How Marco Rubio blew his immigration moment
And how he can still emerge a hero
Sen. Marco Rubio (R-Fla.) was supposed to be the secret ingredient that finally got immigration reform passed. A Tea Party-backed Latino willing to compromise with Democrats and make the case to reluctant Republicans? He would succeed where so many others had failed.
Throughout the Senate legislative process, Rubio's every utterance was parsed for signs of momentum, as his rhetoric lurched between committed support and ready to jump ship. The perception was that his final stance, and his ability to lead Republicans, was what would ultimately make or break the bill.
But the perception was only that. Despite his regular touring of the conservative talk-show circuit, Rubio failed to win any high-profile support besides Bill O'Reilly. Rubio lost the early support of Sean Hannity, and Glenn Beck is pledging to turn him out of office unless he abandons the bill.

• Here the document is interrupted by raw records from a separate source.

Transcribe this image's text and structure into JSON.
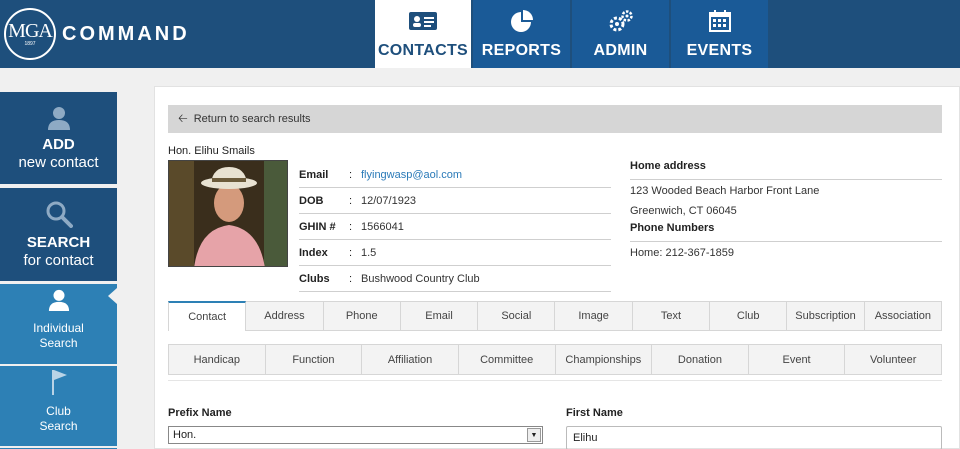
{
  "app": {
    "logo_text": "MGA",
    "logo_year": "1897",
    "title": "COMMAND"
  },
  "nav": {
    "tabs": [
      {
        "label": "CONTACTS",
        "icon": "contact-card-icon",
        "active": true
      },
      {
        "label": "REPORTS",
        "icon": "pie-chart-icon",
        "active": false
      },
      {
        "label": "ADMIN",
        "icon": "gears-icon",
        "active": false
      },
      {
        "label": "EVENTS",
        "icon": "calendar-icon",
        "active": false
      }
    ]
  },
  "sidebar": {
    "add": {
      "line1": "ADD",
      "line2": "new contact",
      "icon": "person-icon"
    },
    "search": {
      "line1": "SEARCH",
      "line2": "for contact",
      "icon": "magnifier-icon"
    },
    "individual": {
      "line1": "Individual",
      "line2": "Search",
      "icon": "person-icon"
    },
    "club": {
      "line1": "Club",
      "line2": "Search",
      "icon": "flag-icon"
    }
  },
  "back": {
    "label": "Return to search results"
  },
  "contact": {
    "name": "Hon. Elihu Smails",
    "fields": [
      {
        "label": "Email",
        "value": "flyingwasp@aol.com",
        "link": true
      },
      {
        "label": "DOB",
        "value": "12/07/1923"
      },
      {
        "label": "GHIN #",
        "value": "1566041"
      },
      {
        "label": "Index",
        "value": "1.5"
      },
      {
        "label": "Clubs",
        "value": "Bushwood Country Club"
      }
    ],
    "home_address_heading": "Home address",
    "address_line1": "123 Wooded Beach Harbor Front Lane",
    "address_line2": "Greenwich, CT 06045",
    "phone_heading": "Phone Numbers",
    "phone_home": "Home: 212-367-1859"
  },
  "tabs_row1": [
    "Contact",
    "Address",
    "Phone",
    "Email",
    "Social",
    "Image",
    "Text",
    "Club",
    "Subscription",
    "Association"
  ],
  "tabs_row2": [
    "Handicap",
    "Function",
    "Affiliation",
    "Committee",
    "Championships",
    "Donation",
    "Event",
    "Volunteer"
  ],
  "form": {
    "prefix_label": "Prefix Name",
    "prefix_value": "Hon.",
    "first_label": "First Name",
    "first_value": "Elihu"
  },
  "colors": {
    "header": "#1e4f7c",
    "nav_tab": "#1a5a97",
    "sidebar_light": "#2d80b5",
    "link": "#2a7ab8"
  }
}
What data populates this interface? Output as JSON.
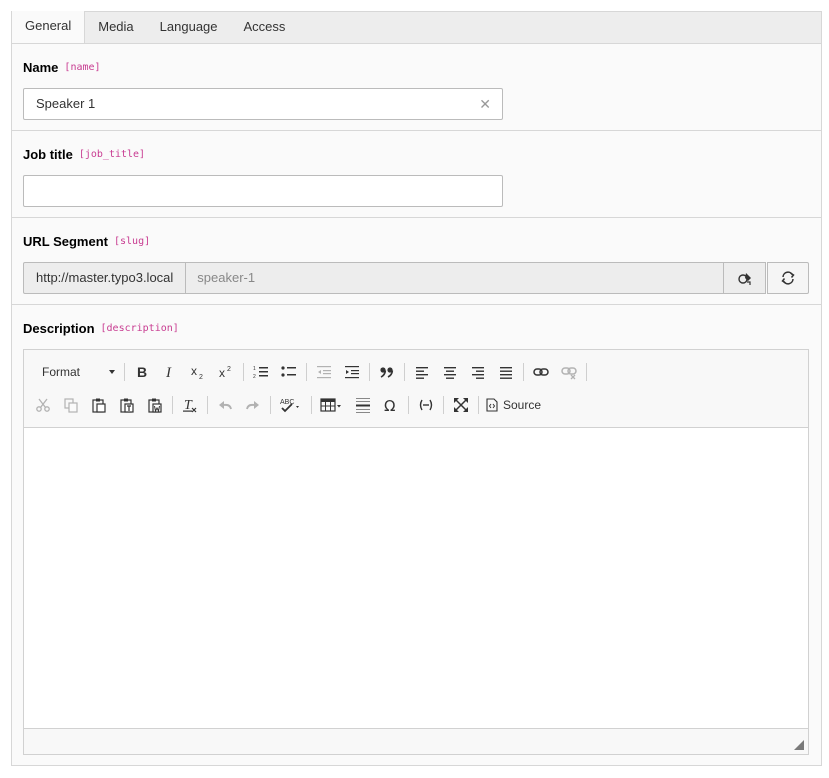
{
  "tabs": [
    {
      "label": "General",
      "active": true
    },
    {
      "label": "Media",
      "active": false
    },
    {
      "label": "Language",
      "active": false
    },
    {
      "label": "Access",
      "active": false
    }
  ],
  "fields": {
    "name": {
      "label": "Name",
      "key": "[name]",
      "value": "Speaker 1"
    },
    "job_title": {
      "label": "Job title",
      "key": "[job_title]",
      "value": ""
    },
    "slug": {
      "label": "URL Segment",
      "key": "[slug]",
      "prefix": "http://master.typo3.local",
      "value": "speaker-1"
    },
    "description": {
      "label": "Description",
      "key": "[description]"
    }
  },
  "editor": {
    "format_label": "Format",
    "source_label": "Source",
    "toolbar_row1": [
      "bold-icon",
      "italic-icon",
      "subscript-icon",
      "superscript-icon",
      "numbered-list-icon",
      "bulleted-list-icon",
      "outdent-icon",
      "indent-icon",
      "blockquote-icon",
      "align-left-icon",
      "align-center-icon",
      "align-right-icon",
      "justify-icon",
      "link-icon",
      "unlink-icon"
    ],
    "toolbar_row2": [
      "cut-icon",
      "copy-icon",
      "paste-icon",
      "paste-text-icon",
      "paste-word-icon",
      "remove-format-icon",
      "undo-icon",
      "redo-icon",
      "spellcheck-icon",
      "table-icon",
      "horizontal-line-icon",
      "special-char-icon",
      "soft-hyphen-icon",
      "maximize-icon",
      "source-icon"
    ]
  },
  "colors": {
    "field_key": "#c83c91",
    "tab_bar": "#ededed",
    "panel": "#fafafa",
    "border": "#d7d7d7"
  }
}
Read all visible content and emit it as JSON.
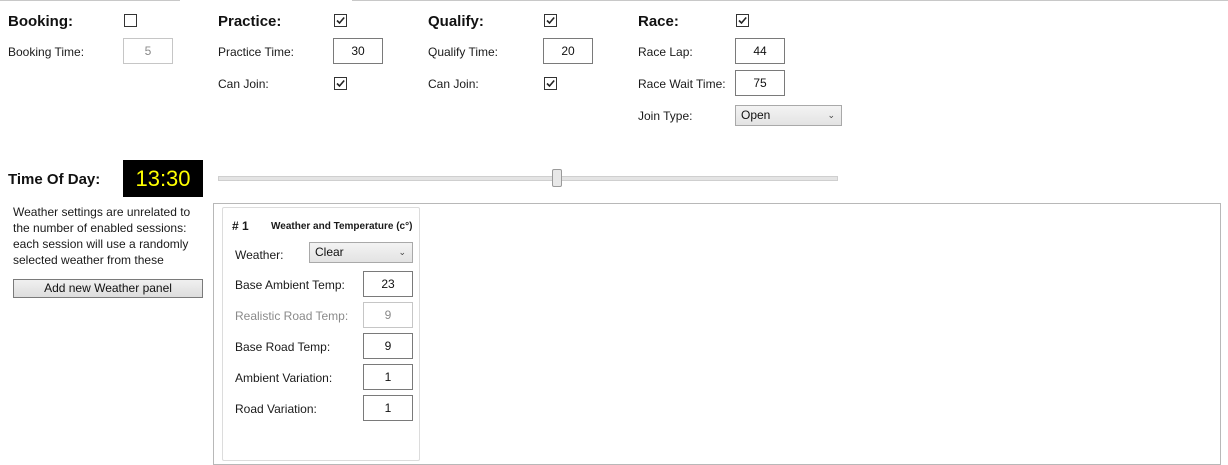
{
  "booking": {
    "title": "Booking:",
    "enabled": false,
    "time_label": "Booking Time:",
    "time_value": "5"
  },
  "practice": {
    "title": "Practice:",
    "enabled": true,
    "time_label": "Practice Time:",
    "time_value": "30",
    "can_join_label": "Can Join:",
    "can_join": true
  },
  "qualify": {
    "title": "Qualify:",
    "enabled": true,
    "time_label": "Qualify Time:",
    "time_value": "20",
    "can_join_label": "Can Join:",
    "can_join": true
  },
  "race": {
    "title": "Race:",
    "enabled": true,
    "lap_label": "Race Lap:",
    "lap_value": "44",
    "wait_label": "Race Wait Time:",
    "wait_value": "75",
    "join_type_label": "Join Type:",
    "join_type_value": "Open"
  },
  "time_of_day": {
    "label": "Time Of Day:",
    "value": "13:30",
    "slider_fraction": 0.55
  },
  "weather_note": {
    "line1": "Weather settings are unrelated to",
    "line2": "the number of enabled sessions:",
    "line3": "each session will use a randomly",
    "line4": "selected weather from these"
  },
  "add_weather_button": "Add new Weather panel",
  "weather_panel": {
    "number": "# 1",
    "title": "Weather and Temperature (c°)",
    "weather_label": "Weather:",
    "weather_value": "Clear",
    "base_ambient_label": "Base Ambient Temp:",
    "base_ambient_value": "23",
    "realistic_road_label": "Realistic Road Temp:",
    "realistic_road_value": "9",
    "base_road_label": "Base Road Temp:",
    "base_road_value": "9",
    "ambient_variation_label": "Ambient Variation:",
    "ambient_variation_value": "1",
    "road_variation_label": "Road Variation:",
    "road_variation_value": "1"
  },
  "colors": {
    "clock_bg": "#000000",
    "clock_fg": "#ffff00"
  },
  "icons": {
    "check": "check-icon",
    "dropdown": "chevron-down-icon"
  }
}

Rubio also failed to impact the final inside game. His embrace of Sen. John Cornyn's border security amendment was rejected by the rest of the bipartisan "Gang of Eight" that drafted the Senate bill. His suggestion that he might not vote for the final bill was publicly mocked by fellow Republican Lindsey Graham. And the final compromise amendment that clinched Senate passage was crafted by two other Republican senators without his help.
Rubio is now stuck with the worst of both political worlds. If immigration reform becomes law, Rubio won't get much credit from reform advocates, yet will still suffer plenty of blame from anti-immigration forces. And if it doesn't become law because of resistance from House conservatives, Rubio will have to explain why he couldn't make the sale.
However, Rubio does have time to change his circumstances. With the House Republicans now bristling at the Senate bill, there is no guarantee that the bill will reach the president's desk. What can Rubio do to change that?
Take the lead in debunking the lies circulating in anti-immigrant circles that are stoking conservative opposition.
Rubio took a stab at this in a Senate floor speech last week, rebutting various falsehoods, including the wild claim that the bill would let Obama's secretary of Homeland Security waive the border security requirements, or that a future Congress could withdraw the border security funding, or even that the bill provides government subsidies for people to buy scooters. "That is not true" was Rubio's repeated refrain.
But Rubio's debunking was overshadowed by his retorts to the personal criticisms he has suffered, defensively insisting that his involvement in the Gang of Eight "isn't about winning points from the establishment," "isn't about becoming a Washington dealmaker" and "isn't about gaining support for future office."
Just like you can't say "don't think of an elephant" without then thinking of an elephant, you can't claim you're not trying to win higher office without everyone thinking you're trying to win higher office.
Rubio should dust off himself, stop talking about himself, and get back on the conservative circuit. Show fellow conservatives how the attacks against the bill are pure nonsense. Prove they are disingenuously designed to obscure that conservatives won the "secure the border first" argument. Go right at the heart of anti-reform outrage and strip it of all legitimacy.
As reporter David Catanese observes, Rubio may not have won over many conservative talkers, but neither has he burned many bridges. More than anyone else in the Gang of Eight, Rubio gets a hearing from conservatives. If he can use what's left of his platform to quell right-wing ire and give Speaker John Boehner room to maneuver without suffering a Tea Party uprising, Rubio would have done the job he initially set out to do, and win some justly deserved credit.
Just in case he wants to gain support for some future office.